Updated On: 07 August, 2022 09:33 AM IST | Mumbai | Yogesh Pawar
As Mumbai gets a taste of 17th century Hindi literature which unabashedly celebrated female sexuality, Shubha Mudgal, who put this poetry to music last week, discusses the message in music

Shubha Mudgal in concert with Aneesh Pradhan on tabla and Sudhir Nayak on the harmonium, presenting poetry that celebrated the woman as goddess, yogini and nayika. PIC COURTESY/DHRUV SETHI
In a fortnight when an FIR was filed against Bollywood actor Ranveer Singh for deciding to pose in the buff for a British magazine and post the images on social media, Hindustani classical vocalist Shubha Mudgal sang for a woman who had a bone to pick with her sister-in-law who labelled her bereft of passion like a Brindavan widow.

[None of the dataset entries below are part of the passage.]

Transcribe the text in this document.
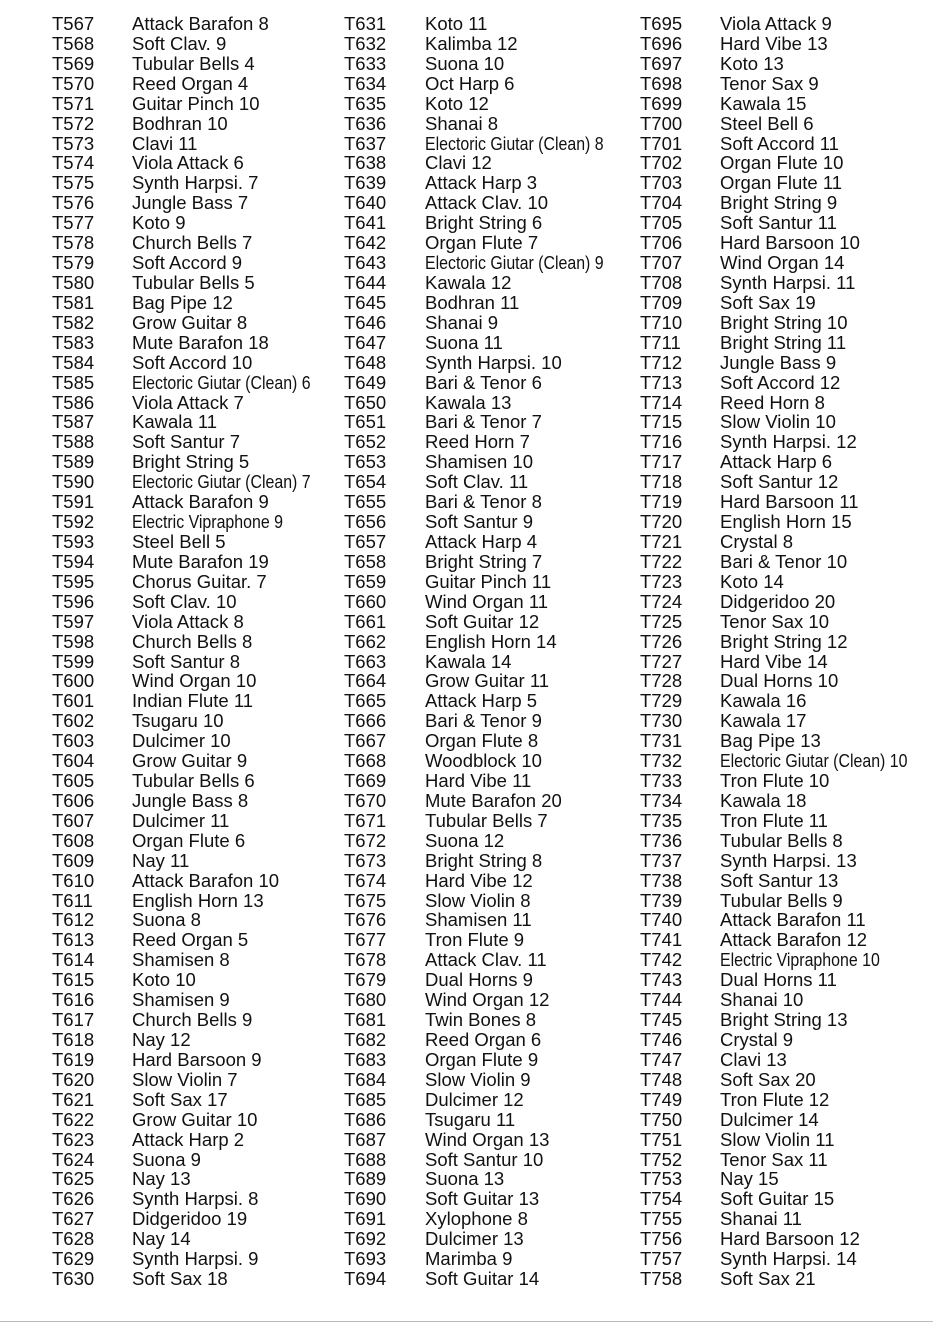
T567 Attack Barafon 8
T568 Soft Clav. 9
T569 Tubular Bells 4
T570 Reed Organ 4
T571 Guitar Pinch 10
T572 Bodhran 10
T573 Clavi 11
T574 Viola Attack 6
T575 Synth Harpsi. 7
T576 Jungle Bass 7
T577 Koto 9
T578 Church Bells 7
T579 Soft Accord 9
T580 Tubular Bells 5
T581 Bag Pipe 12
T582 Grow Guitar 8
T583 Mute Barafon 18
T584 Soft Accord 10
T585 Electoric Giutar (Clean) 6
T586 Viola Attack 7
T587 Kawala 11
T588 Soft Santur 7
T589 Bright String 5
T590 Electoric Giutar (Clean) 7
T591 Attack Barafon 9
T592 Electric Vipraphone 9
T593 Steel Bell 5
T594 Mute Barafon 19
T595 Chorus Guitar. 7
T596 Soft Clav. 10
T597 Viola Attack 8
T598 Church Bells 8
T599 Soft Santur 8
T600 Wind Organ 10
T601 Indian Flute 11
T602 Tsugaru 10
T603 Dulcimer 10
T604 Grow Guitar 9
T605 Tubular Bells 6
T606 Jungle Bass 8
T607 Dulcimer 11
T608 Organ Flute 6
T609 Nay 11
T610 Attack Barafon 10
T611 English Horn 13
T612 Suona 8
T613 Reed Organ 5
T614 Shamisen 8
T615 Koto 10
T616 Shamisen 9
T617 Church Bells 9
T618 Nay 12
T619 Hard Barsoon 9
T620 Slow Violin 7
T621 Soft Sax 17
T622 Grow Guitar 10
T623 Attack Harp 2
T624 Suona 9
T625 Nay 13
T626 Synth Harpsi. 8
T627 Didgeridoo 19
T628 Nay 14
T629 Synth Harpsi. 9
T630 Soft Sax 18
T631 Koto 11
T632 Kalimba 12
T633 Suona 10
T634 Oct Harp 6
T635 Koto 12
T636 Shanai 8
T637 Electoric Giutar (Clean) 8
T638 Clavi 12
T639 Attack Harp 3
T640 Attack Clav. 10
T641 Bright String 6
T642 Organ Flute 7
T643 Electoric Giutar (Clean) 9
T644 Kawala 12
T645 Bodhran 11
T646 Shanai 9
T647 Suona 11
T648 Synth Harpsi. 10
T649 Bari & Tenor 6
T650 Kawala 13
T651 Bari & Tenor 7
T652 Reed Horn 7
T653 Shamisen 10
T654 Soft Clav. 11
T655 Bari & Tenor 8
T656 Soft Santur 9
T657 Attack Harp 4
T658 Bright String 7
T659 Guitar Pinch 11
T660 Wind Organ 11
T661 Soft Guitar 12
T662 English Horn 14
T663 Kawala 14
T664 Grow Guitar 11
T665 Attack Harp 5
T666 Bari & Tenor 9
T667 Organ Flute 8
T668 Woodblock 10
T669 Hard Vibe 11
T670 Mute Barafon 20
T671 Tubular Bells 7
T672 Suona 12
T673 Bright String 8
T674 Hard Vibe 12
T675 Slow Violin 8
T676 Shamisen 11
T677 Tron Flute 9
T678 Attack Clav. 11
T679 Dual Horns 9
T680 Wind Organ 12
T681 Twin Bones 8
T682 Reed Organ 6
T683 Organ Flute 9
T684 Slow Violin 9
T685 Dulcimer 12
T686 Tsugaru 11
T687 Wind Organ 13
T688 Soft Santur 10
T689 Suona 13
T690 Soft Guitar 13
T691 Xylophone 8
T692 Dulcimer 13
T693 Marimba 9
T694 Soft Guitar 14
T695 Viola Attack 9
T696 Hard Vibe 13
T697 Koto 13
T698 Tenor Sax 9
T699 Kawala 15
T700 Steel Bell 6
T701 Soft Accord 11
T702 Organ Flute 10
T703 Organ Flute 11
T704 Bright String 9
T705 Soft Santur 11
T706 Hard Barsoon 10
T707 Wind Organ 14
T708 Synth Harpsi. 11
T709 Soft Sax 19
T710 Bright String 10
T711 Bright String 11
T712 Jungle Bass 9
T713 Soft Accord 12
T714 Reed Horn 8
T715 Slow Violin 10
T716 Synth Harpsi. 12
T717 Attack Harp 6
T718 Soft Santur 12
T719 Hard Barsoon 11
T720 English Horn 15
T721 Crystal 8
T722 Bari & Tenor 10
T723 Koto 14
T724 Didgeridoo 20
T725 Tenor Sax 10
T726 Bright String 12
T727 Hard Vibe 14
T728 Dual Horns 10
T729 Kawala 16
T730 Kawala 17
T731 Bag Pipe 13
T732 Electoric Giutar (Clean) 10
T733 Tron Flute 10
T734 Kawala 18
T735 Tron Flute 11
T736 Tubular Bells 8
T737 Synth Harpsi. 13
T738 Soft Santur 13
T739 Tubular Bells 9
T740 Attack Barafon 11
T741 Attack Barafon 12
T742 Electric Vipraphone 10
T743 Dual Horns 11
T744 Shanai 10
T745 Bright String 13
T746 Crystal 9
T747 Clavi 13
T748 Soft Sax 20
T749 Tron Flute 12
T750 Dulcimer 14
T751 Slow Violin 11
T752 Tenor Sax 11
T753 Nay 15
T754 Soft Guitar 15
T755 Shanai 11
T756 Hard Barsoon 12
T757 Synth Harpsi. 14
T758 Soft Sax 21
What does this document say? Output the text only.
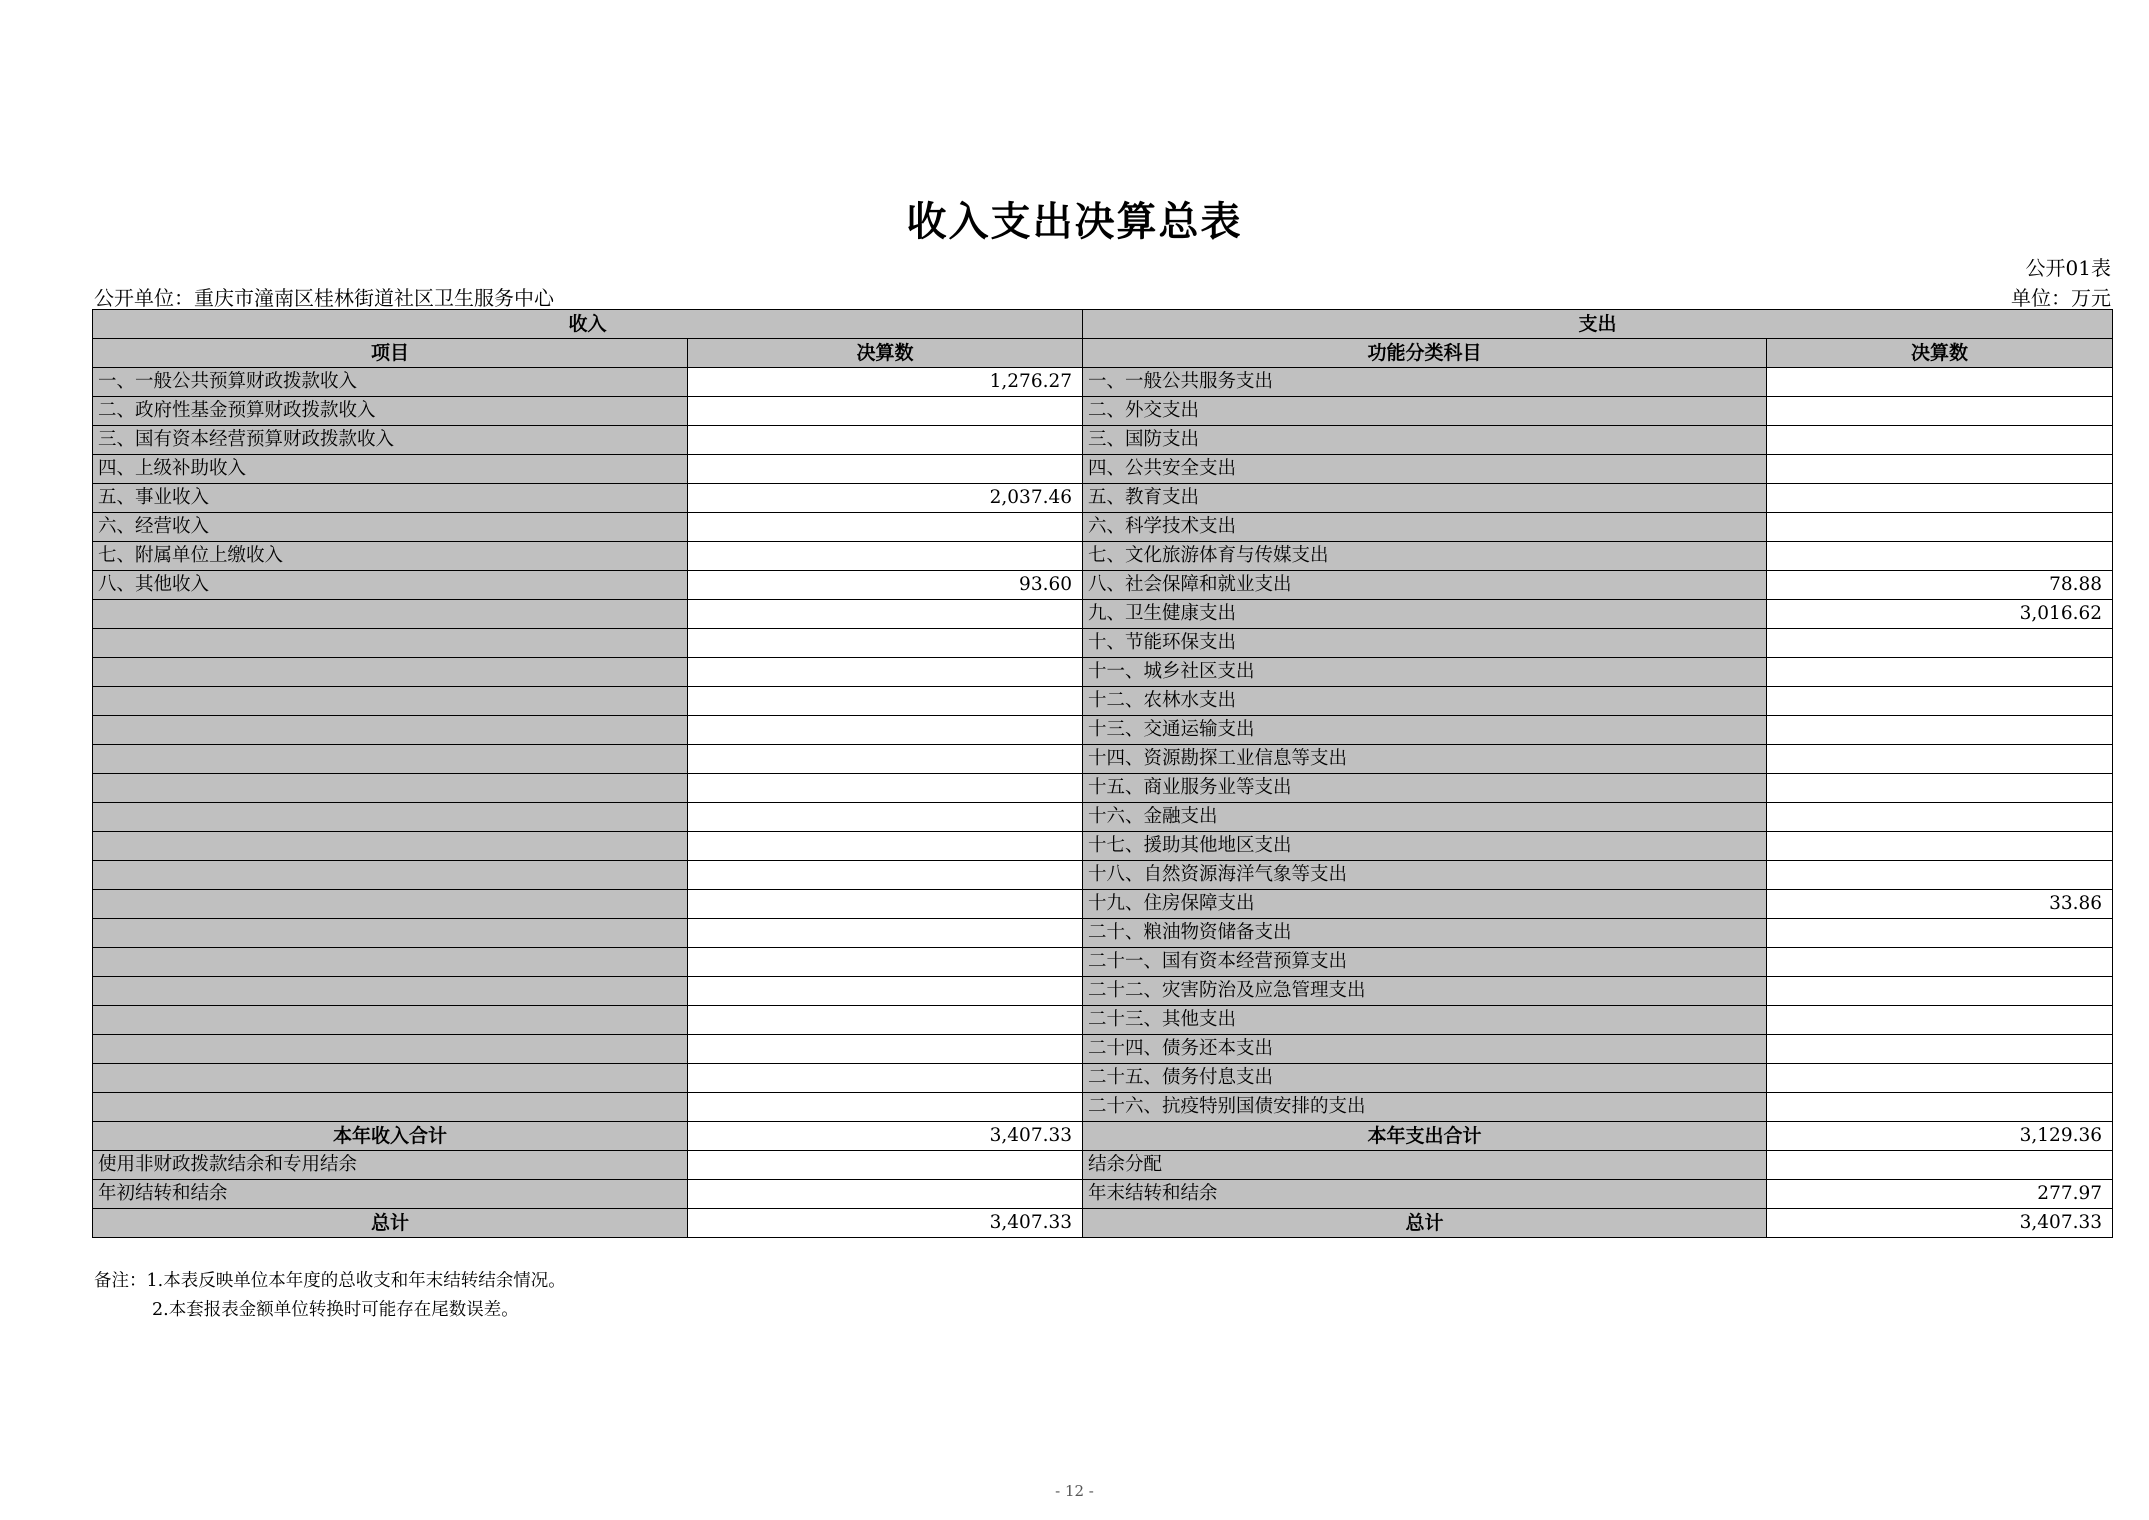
收入支出决算总表
公开01表
公开单位：重庆市潼南区桂林街道社区卫生服务中心	单位：万元
收入		支出	
项目	决算数	功能分类科目	决算数
一、一般公共预算财政拨款收入	1,276.27	一、一般公共服务支出	
二、政府性基金预算财政拨款收入		二、外交支出	
三、国有资本经营预算财政拨款收入		三、国防支出	
四、上级补助收入		四、公共安全支出	
五、事业收入	2,037.46	五、教育支出	
六、经营收入		六、科学技术支出	
七、附属单位上缴收入		七、文化旅游体育与传媒支出	
八、其他收入	93.60	八、社会保障和就业支出	78.88
		九、卫生健康支出	3,016.62
		十、节能环保支出	
		十一、城乡社区支出	
		十二、农林水支出	
		十三、交通运输支出	
		十四、资源勘探工业信息等支出	
		十五、商业服务业等支出	
		十六、金融支出	
		十七、援助其他地区支出	
		十八、自然资源海洋气象等支出	
		十九、住房保障支出	33.86
		二十、粮油物资储备支出	
		二十一、国有资本经营预算支出	
		二十二、灾害防治及应急管理支出	
		二十三、其他支出	
		二十四、债务还本支出	
		二十五、债务付息支出	
		二十六、抗疫特别国债安排的支出	
本年收入合计	3,407.33	本年支出合计	3,129.36
使用非财政拨款结余和专用结余		结余分配	
年初结转和结余		年末结转和结余	277.97
总计	3,407.33	总计	3,407.33
备注：1.本表反映单位本年度的总收支和年末结转结余情况。
2.本套报表金额单位转换时可能存在尾数误差。
- 12 -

Perhaps Mudgal, whose repertoire includes thumri and khayal, may have been as baffled as a majority of Indian women, wondering who exactly the Mumbai-based lawyer whose complaint the FIR was based on, was speaking for when she said Singh exposing his “bum” is “a national issue” because it insulted the modesty of women.
At a concert titled, Women, Sexuality, and Song, which opened a women-led Indian classical music festival by the National Centre for the Performing Arts (NCPA) in Mumbai, Mudgal sang for and represented every kind of Indian woman—goddess, yogini and nayika alike, some with immense beauty, others with greying tresses, and then some stigmatised by patriarchy. “Some [of this poetry] celebrates womanhood and sensuality [Dakhin jayiyo ji, ke layiyo hamein Dhanushpuri/Get me a Dhanushpuri saree from the Deccan] and other songs speak of the challenges and stigma women face [Saasu mori kaheli bajhaniya, nanad Brijbasin ho/Rama jinke mein baari re biyahi, ooyi ghar se nikaaren ho/My mother-in-law calls me barren, my sister-in-law says I’m bereft of passion like a Brindavan widow/And the man I was married to when young has abandoned me],” she says.